Owing to their length of service with the company, these workers became regular employees, by operation of law, one year after they were employed by KIMBERLY through RANK. While the actual regularization of these employees entails the mechanical act of issuing regular appointment papers and compliance with such other operating procedures as may be adopted by the employer, it is more in keeping with the intent and spirit of the law to rule that the status of regular employment attaches to the casual worker on the day immediately after the end of his first year of service. To rule otherwise, and to instead make their regularization dependent on the happening of some contingency or the fulfillment of certain requirements, is to impose a burden on the employee which is not sanctioned by law.
That the first stated position is the situation contemplated and sanctioned by law is further enhanced by the absence of a statutory limitation before
regular status can be acquired by a casual employee. The law is explicit. As long as the employee has rendered at least one year of service, he becomes a regular employee with respect to the activity in which he is employed. The law does not provide the qualification that the employee must first be issued a regular appointment or must first be formally declared as such before he can acquire a regular status. Obviously, where the law does not distinguish, no distinction should be drawn.
San Miguel Corporation v. Abella (461 SCRA 392)
The law of course provides for two kinds of regular employees, namely: (1) those who are engaged to perform activities which are usually necessary or desirable in the usual business or trade of the employer; and (2) those who have rendered at least one year of service, whether continuous or broken, with respect to the activity in which they are employed.
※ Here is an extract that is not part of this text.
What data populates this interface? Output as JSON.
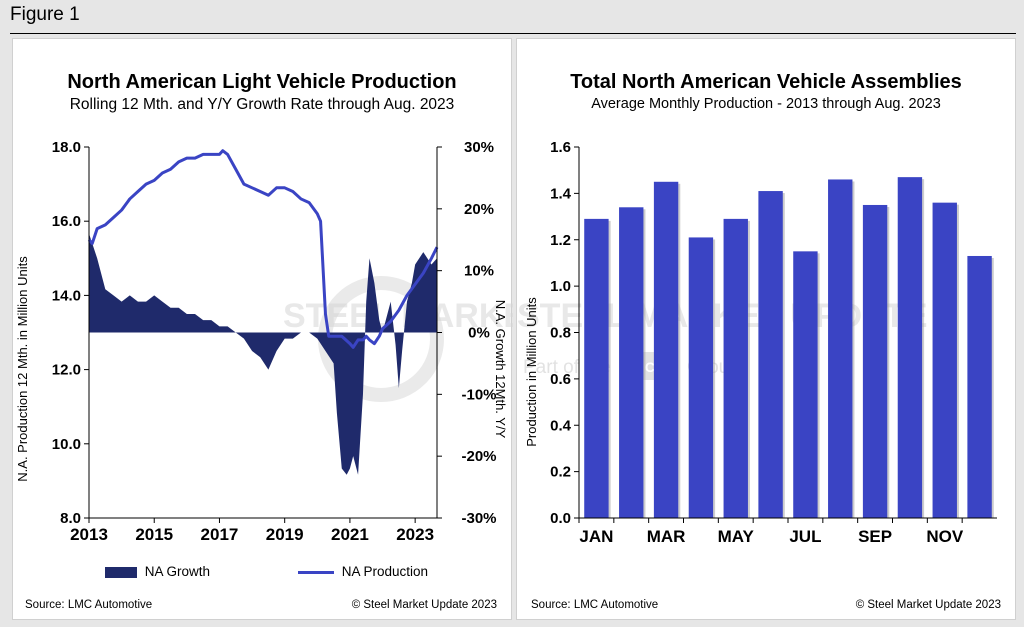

As for those of private respondents who were engaged in janitorial and messengerial tasks, they fall under the second category and are thus entitled to differential pay and benefits extended to other SMC regular employees from the day immediately following their first year of service.
Integrated Contractor and Plumbing Works Inc. v. CA (464 SCRA 544)
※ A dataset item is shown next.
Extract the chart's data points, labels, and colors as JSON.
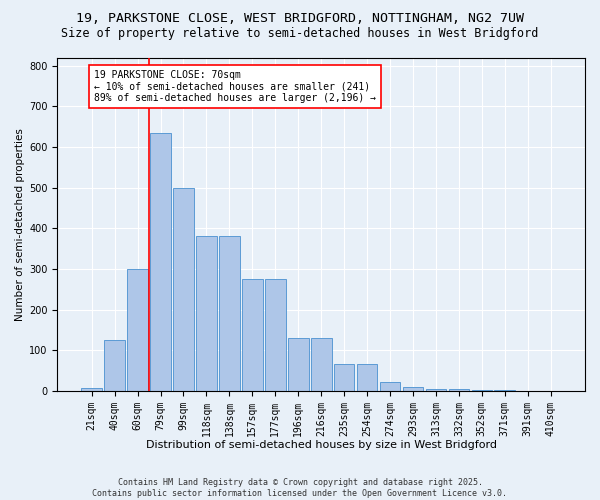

While the actual regularization of these employees entails the mechanical act of issuing regular appointment papers and compliance with such other operating procedures as may be adopted by the employer, it is more in keeping with the intent and spirit of the law to rule that the status of regular employment attaches to the casual worker on the day immediately after the end of his first year of service. To rule otherwise, and to instead make their regularization dependent on the happening of some contingency or the fulfillment of certain requirements, is to impose a burden on the employee, which is not sanctioned by law.
7.06 Contract—Fixed Period Tests Validity
Cases
Brent School v. Zamora (181 SCRA 702)
"Where from the circumstances it is apparent that periods have been imposed to preclude acquisition of tenurial security by the employee, they should be struck down or disregarded as contrary to public policy, morals, etc."